Circulating primarily in conservative social media shortly after the 2016 election, the map-based infographic above compared 2016 voting results with 2013 crime rates. The two maps in the graphic both used red and blue, county-by-county breakdowns to show not only an overwhelming Trump vote but also a high correlation between Democratic voting and high crime rates. The graphic invited viewers to witness a truth about the nation and its people, establishing the rightness of Trump’s election by aligning his voters with moral rectitude and Clinton voters with criminality (and—by racist inference—Blackness). By looking at the maps next to each other, conservative viewers were invited to affirm their membership in the good and proper body of the nation.

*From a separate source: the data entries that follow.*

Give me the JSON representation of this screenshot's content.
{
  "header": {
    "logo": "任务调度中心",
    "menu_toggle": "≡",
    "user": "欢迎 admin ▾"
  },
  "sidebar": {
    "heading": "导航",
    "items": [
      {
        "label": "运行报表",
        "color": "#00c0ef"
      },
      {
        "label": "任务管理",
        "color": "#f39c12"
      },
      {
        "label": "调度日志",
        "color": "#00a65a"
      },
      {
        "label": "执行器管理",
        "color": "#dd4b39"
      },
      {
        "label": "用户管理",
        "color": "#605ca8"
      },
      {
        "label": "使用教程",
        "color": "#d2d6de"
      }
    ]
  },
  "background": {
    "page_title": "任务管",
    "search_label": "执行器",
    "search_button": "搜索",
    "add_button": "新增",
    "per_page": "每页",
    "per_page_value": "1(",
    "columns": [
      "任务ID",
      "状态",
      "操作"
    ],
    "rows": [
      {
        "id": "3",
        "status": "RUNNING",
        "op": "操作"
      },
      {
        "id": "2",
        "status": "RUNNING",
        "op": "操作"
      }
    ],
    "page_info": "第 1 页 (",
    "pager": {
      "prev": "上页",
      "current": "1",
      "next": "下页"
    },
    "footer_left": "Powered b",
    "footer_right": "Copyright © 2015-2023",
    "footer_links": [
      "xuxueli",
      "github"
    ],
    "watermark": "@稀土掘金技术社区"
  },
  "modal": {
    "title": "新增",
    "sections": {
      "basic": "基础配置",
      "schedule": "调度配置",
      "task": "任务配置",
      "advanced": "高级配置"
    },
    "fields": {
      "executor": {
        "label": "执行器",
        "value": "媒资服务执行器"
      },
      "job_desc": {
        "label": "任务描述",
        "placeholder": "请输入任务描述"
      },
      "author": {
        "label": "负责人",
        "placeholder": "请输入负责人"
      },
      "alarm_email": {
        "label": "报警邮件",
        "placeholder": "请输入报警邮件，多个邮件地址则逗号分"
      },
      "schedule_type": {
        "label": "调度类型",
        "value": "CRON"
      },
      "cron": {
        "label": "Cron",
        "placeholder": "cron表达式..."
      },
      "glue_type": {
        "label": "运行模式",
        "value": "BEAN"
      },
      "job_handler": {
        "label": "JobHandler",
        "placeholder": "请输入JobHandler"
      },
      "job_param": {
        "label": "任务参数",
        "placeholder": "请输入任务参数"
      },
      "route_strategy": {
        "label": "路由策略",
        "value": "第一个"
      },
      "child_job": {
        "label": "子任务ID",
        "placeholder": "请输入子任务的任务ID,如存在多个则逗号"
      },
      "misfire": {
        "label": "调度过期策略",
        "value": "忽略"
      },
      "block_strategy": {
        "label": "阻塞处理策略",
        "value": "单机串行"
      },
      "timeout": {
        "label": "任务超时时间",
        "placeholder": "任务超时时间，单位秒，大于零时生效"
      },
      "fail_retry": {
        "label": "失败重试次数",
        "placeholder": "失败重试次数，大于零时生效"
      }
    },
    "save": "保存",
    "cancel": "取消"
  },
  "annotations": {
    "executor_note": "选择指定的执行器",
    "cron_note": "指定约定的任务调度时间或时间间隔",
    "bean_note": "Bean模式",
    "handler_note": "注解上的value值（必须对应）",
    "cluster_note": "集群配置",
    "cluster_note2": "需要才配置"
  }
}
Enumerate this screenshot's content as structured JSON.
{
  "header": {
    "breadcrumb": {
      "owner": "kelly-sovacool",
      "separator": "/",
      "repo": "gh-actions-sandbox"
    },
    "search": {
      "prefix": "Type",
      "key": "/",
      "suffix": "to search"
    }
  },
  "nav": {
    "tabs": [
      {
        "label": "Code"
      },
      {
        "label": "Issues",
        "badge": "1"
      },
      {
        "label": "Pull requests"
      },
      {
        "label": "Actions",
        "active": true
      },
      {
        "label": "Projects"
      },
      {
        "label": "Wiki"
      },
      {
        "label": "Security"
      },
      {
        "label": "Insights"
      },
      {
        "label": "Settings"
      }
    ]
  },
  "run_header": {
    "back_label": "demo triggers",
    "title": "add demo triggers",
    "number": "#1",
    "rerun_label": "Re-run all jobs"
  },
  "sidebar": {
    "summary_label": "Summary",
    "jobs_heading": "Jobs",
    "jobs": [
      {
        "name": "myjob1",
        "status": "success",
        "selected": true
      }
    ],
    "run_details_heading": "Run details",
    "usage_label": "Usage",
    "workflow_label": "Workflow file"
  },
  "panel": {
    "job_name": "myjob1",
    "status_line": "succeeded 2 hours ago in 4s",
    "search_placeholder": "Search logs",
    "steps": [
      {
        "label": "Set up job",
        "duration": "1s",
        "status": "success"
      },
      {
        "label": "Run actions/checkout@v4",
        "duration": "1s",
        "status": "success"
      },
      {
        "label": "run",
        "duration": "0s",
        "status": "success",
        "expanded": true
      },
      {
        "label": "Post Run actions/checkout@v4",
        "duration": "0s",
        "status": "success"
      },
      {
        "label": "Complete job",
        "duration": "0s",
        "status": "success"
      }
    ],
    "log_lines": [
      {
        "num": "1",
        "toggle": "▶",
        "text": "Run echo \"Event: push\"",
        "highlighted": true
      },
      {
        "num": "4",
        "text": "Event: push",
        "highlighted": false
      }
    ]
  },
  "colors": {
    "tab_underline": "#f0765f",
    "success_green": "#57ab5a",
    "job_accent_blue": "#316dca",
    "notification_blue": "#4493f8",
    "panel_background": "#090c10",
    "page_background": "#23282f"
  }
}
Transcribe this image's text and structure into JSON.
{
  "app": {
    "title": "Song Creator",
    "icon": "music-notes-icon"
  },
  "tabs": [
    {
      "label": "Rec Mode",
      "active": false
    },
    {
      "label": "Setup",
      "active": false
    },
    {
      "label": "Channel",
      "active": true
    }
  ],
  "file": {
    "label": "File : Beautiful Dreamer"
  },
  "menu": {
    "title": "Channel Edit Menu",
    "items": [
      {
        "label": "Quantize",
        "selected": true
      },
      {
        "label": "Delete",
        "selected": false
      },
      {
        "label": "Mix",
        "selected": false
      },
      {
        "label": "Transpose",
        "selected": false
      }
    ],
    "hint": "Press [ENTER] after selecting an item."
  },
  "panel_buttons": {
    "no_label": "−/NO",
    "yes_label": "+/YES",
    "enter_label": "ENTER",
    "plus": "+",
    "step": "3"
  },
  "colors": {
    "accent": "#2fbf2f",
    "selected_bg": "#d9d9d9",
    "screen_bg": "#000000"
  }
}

The graphic, however, is manipulative. Its data is falsely labeled, if not actually false. The map supposedly showing crime rates is actually just a 2012 county-by-county election map using the familiar red = Republican and blue = Democratic coding scheme. The two maps, in other words, show a high correlation between voting in 2012 and voting in 2016 rather than a [supposed] correlation between voting for Hilary Clinton and general moral failing. Despite its falsity, the map was epideictically effective. It circulated widely among right-leaning communities, showing what they felt to be true and therefore reaffirming a sense of investment in their pre-existing identity and of distance from the out-group.20 Even after the original poster removed the content, having learned it wasn’t accurate, the graphic continued to circulate as a meaningful truth. To go back to Condit’s assertion that the epideictic isn’t only about being accurate but also compelling, we might say that the epideictic need not be accurate at all. In fact, none of the maps presented in this chapter relied on accuracy in order to achieve their community-sustaining, community-witnessing effects. Sources or data were not especially relevant to the work of building connections and allowing communities to visualize themselves. Instead, the mere sense of rightness lent to the maps by confirmation bias combined with shared understandings of maps and infographics as truth-telling to allow the misleading graphic to witness a presumed truth about “us” and “them.”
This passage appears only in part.